Community colleges join forces to expand access to AI training – Inside Higher Ed

This post was originally published on this site.

Cholticha Kranjumnong/ Getty Images

Colleges and universities across the nation have launched numerous initiatives over the past two years—including courses, research projects and strategic plans—to meet the rising demand for an artificial intelligence–ready workforce.

But those offerings can vary widely depending on an institution’s resources and industry connections. It’s a divide leaders of community colleges, which typically serve high proportions of low-income and first-generation students, are acutely aware of and want to change as AI’s popularity soars.

“If the folks in our communities don’t get that information from us or through us, they’ll ultimately be on the back end of the labor advances, cultural advances and technological advances,” said Michael Baston, president of Cuyahoga Community College (Tri-C) in Ohio, where 71 percent of students are enrolled in technical job training courses this academic year. “We have a moral and ethical responsibility to make sure the masses don’t get left out of the AI revolution.”

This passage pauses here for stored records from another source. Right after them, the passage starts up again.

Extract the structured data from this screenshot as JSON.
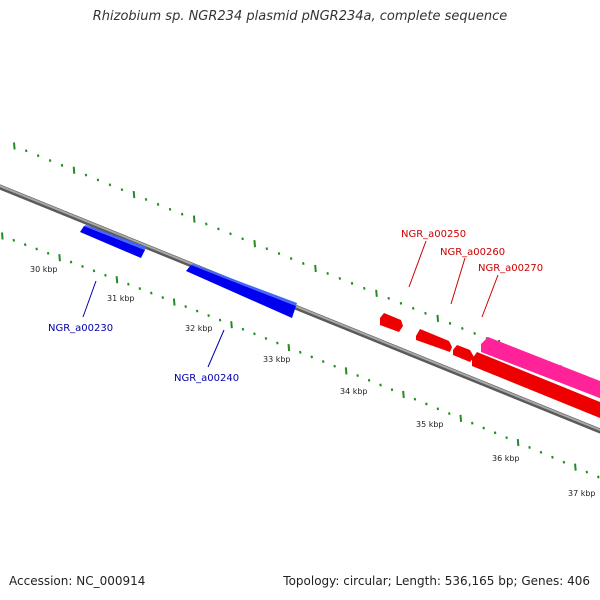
{
  "title": "Rhizobium sp. NGR234 plasmid pNGR234a, complete sequence",
  "footer": {
    "accession": "Accession: NC_000914",
    "topology": "Topology: circular; Length: 536,165 bp; Genes: 406"
  },
  "colors": {
    "backbone": "#8a8a8a",
    "ticks": "#228b22",
    "forward_gene": "#0000ee",
    "reverse_gene": "#ee0000",
    "highlight_gene": "#ff2299",
    "forward_label": "#0000aa",
    "reverse_label": "#cc0000"
  },
  "kbp_labels": [
    {
      "text": "30 kbp"
    },
    {
      "text": "31 kbp"
    },
    {
      "text": "32 kbp"
    },
    {
      "text": "33 kbp"
    },
    {
      "text": "34 kbp"
    },
    {
      "text": "35 kbp"
    },
    {
      "text": "36 kbp"
    },
    {
      "text": "37 kbp"
    }
  ],
  "genes": [
    {
      "label": "NGR_a00230",
      "strand": "forward"
    },
    {
      "label": "NGR_a00240",
      "strand": "forward"
    },
    {
      "label": "NGR_a00250",
      "strand": "reverse"
    },
    {
      "label": "NGR_a00260",
      "strand": "reverse"
    },
    {
      "label": "NGR_a00270",
      "strand": "reverse"
    }
  ]
}
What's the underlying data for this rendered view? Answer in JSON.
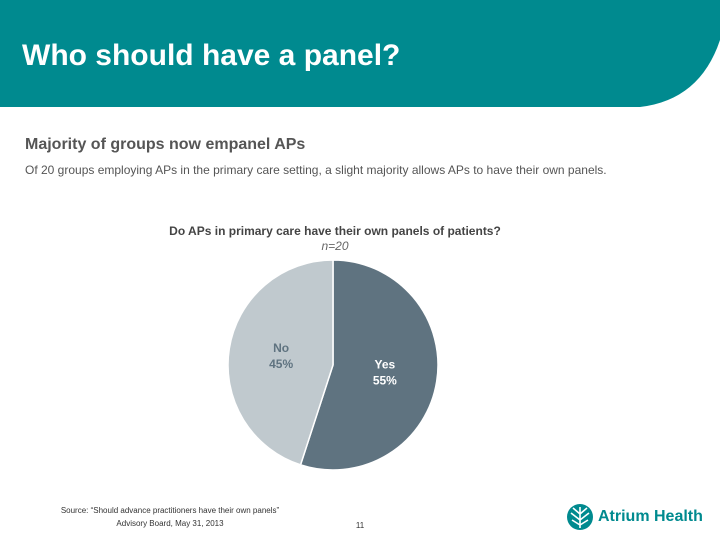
{
  "slide": {
    "title": "Who should have a panel?",
    "source": [
      "Source: “Should advance practitioners have their own panels”",
      "Advisory Board, May 31, 2013"
    ],
    "page_number": "11",
    "logo": "Atrium Health"
  },
  "chart_data": {
    "type": "pie",
    "heading": "Majority of groups now empanel APs",
    "description": "Of 20 groups employing APs in the primary care setting, a slight majority allows APs to have their own panels.",
    "title": "Do APs in primary care have their own panels of patients?",
    "subtitle": "n=20",
    "categories": [
      "Yes",
      "No"
    ],
    "values": [
      55,
      45
    ],
    "value_labels": [
      "55%",
      "45%"
    ],
    "colors": [
      "#5f7380",
      "#c0c9ce"
    ],
    "label_colors": [
      "#ffffff",
      "#5f7380"
    ]
  }
}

While some professors at Tri-C, which serves more than 42,000 students in the Cleveland area, have already introduced AI training into their courses, Baston saw an opportunity to take the college’s AI educational mission one step further by participating in the nonprofit Complete College America’s (CCA) inaugural AI Readiness Consortium, which announced the launch of its first cohort of five two-year institutions on Wednesday.

Over the next several months, Tri-C, Atlanta Metropolitan State College, City Colleges of Chicago, Pikes Peak State College and the City University of New York will collaborate with each other—as well as with numerous businesses and organizations that use AI—to design 25 new courses that will give students the chance to use AI tools to solve real-world problems or create efficiencies. Ideally, those courses will offer a model for other faculty members and community colleges.

“We’re all together on this notion of improving students’ understanding of and use of AI,” Baston said. “How we do it will look differently by faculty cohort and school—AI is used differently in an engineering class than an English class.”

Meeting Employer Demand

But recent job market data shows that no matter which field students pursue, AI readiness will likely give them an edge in a competitive labor market.

According to Microsoft’s 2024 annual work trends report, 66 percent of business leaders said they would not hire someone who does not have AI skills; 71 percent said they would rather hire a less experienced employee with AI skills than a more experienced employee who lacks them.

“We need to grapple with the real potential that AI could make things worse from a student success perspective,” said Charles Ansell, vice president for research, policy and advocacy at CCA. “If jobs start getting closed off only to graduates of colleges that are innovative enough to make it in this new economy, then we’re going to see a reduction in career ladders and an increase in wealth gaps down the road.”

While Ansell said it’s too soon to tell exactly who is being left behind in AI education, disparities in institutional resource have historically created uneven access to courses that train students to use the latest technology. A 2023 working paper published by the National Bureau of Economic Research backs that up; it found that colleges with wealthier students are more likely than those with lower-income students to offer courses that incorporate cutting-edge knowledge.

That’s why CCA is investing about $500,000 to help support program costs, including money for supplies, travel, course development and analysis of student outcomes. This spring, select faculty members in various disciplines—including advanced manufacturing, social sciences and allied health—will develop five courses per institution in conjunction with Riipen, a Vancouver-based education-technology start-up and work-based learning platform that allows instructors to embed employer projects directly into classroom instruction.

The end goal of this collaboration is to create effective AI competency frameworks that other faculty members and colleges may be able to adapt to their courses and student needs.

“We’re trying to show the field that not only is there pent-up demand for this, we’ll also have a lot of answers on how to get this done in the work we learn with these five sites,” Ansell said. “We’ll use that to hopefully figure out funding for more.”

Making Industry Connections

In the meantime, the consortium is working with Riipen to identify the industry partners that will help create meaningful projects for students, including many who may not be able to get a similar learning experience—or networking opportunity—from an employer-sponsored internship.

Of the 8.2 million students who wanted to intern in 2023, close to half—4.6 million—didn’t end up participating, according to a 2024 report from the Business–Higher Education Forum; students of color, along with first-generation, low-income and community college students, had an especially hard time landing internships, which are often unpaid or low-paid commitments taken on in addition to other coursework, jobs and family responsibilities.

By embedding real employer projects into the course content, the consortium aims to remove those barriers.

“No matter what your background is, no matter what your résumé says, everyone in that class will get access to an experience they can put in their portfolio and will get feedback from an industry partner,” Dana Stephenson, co-founder and CEO of Riipen, said. “That social capital–building and professional connections levers them to land more meaningful employment.”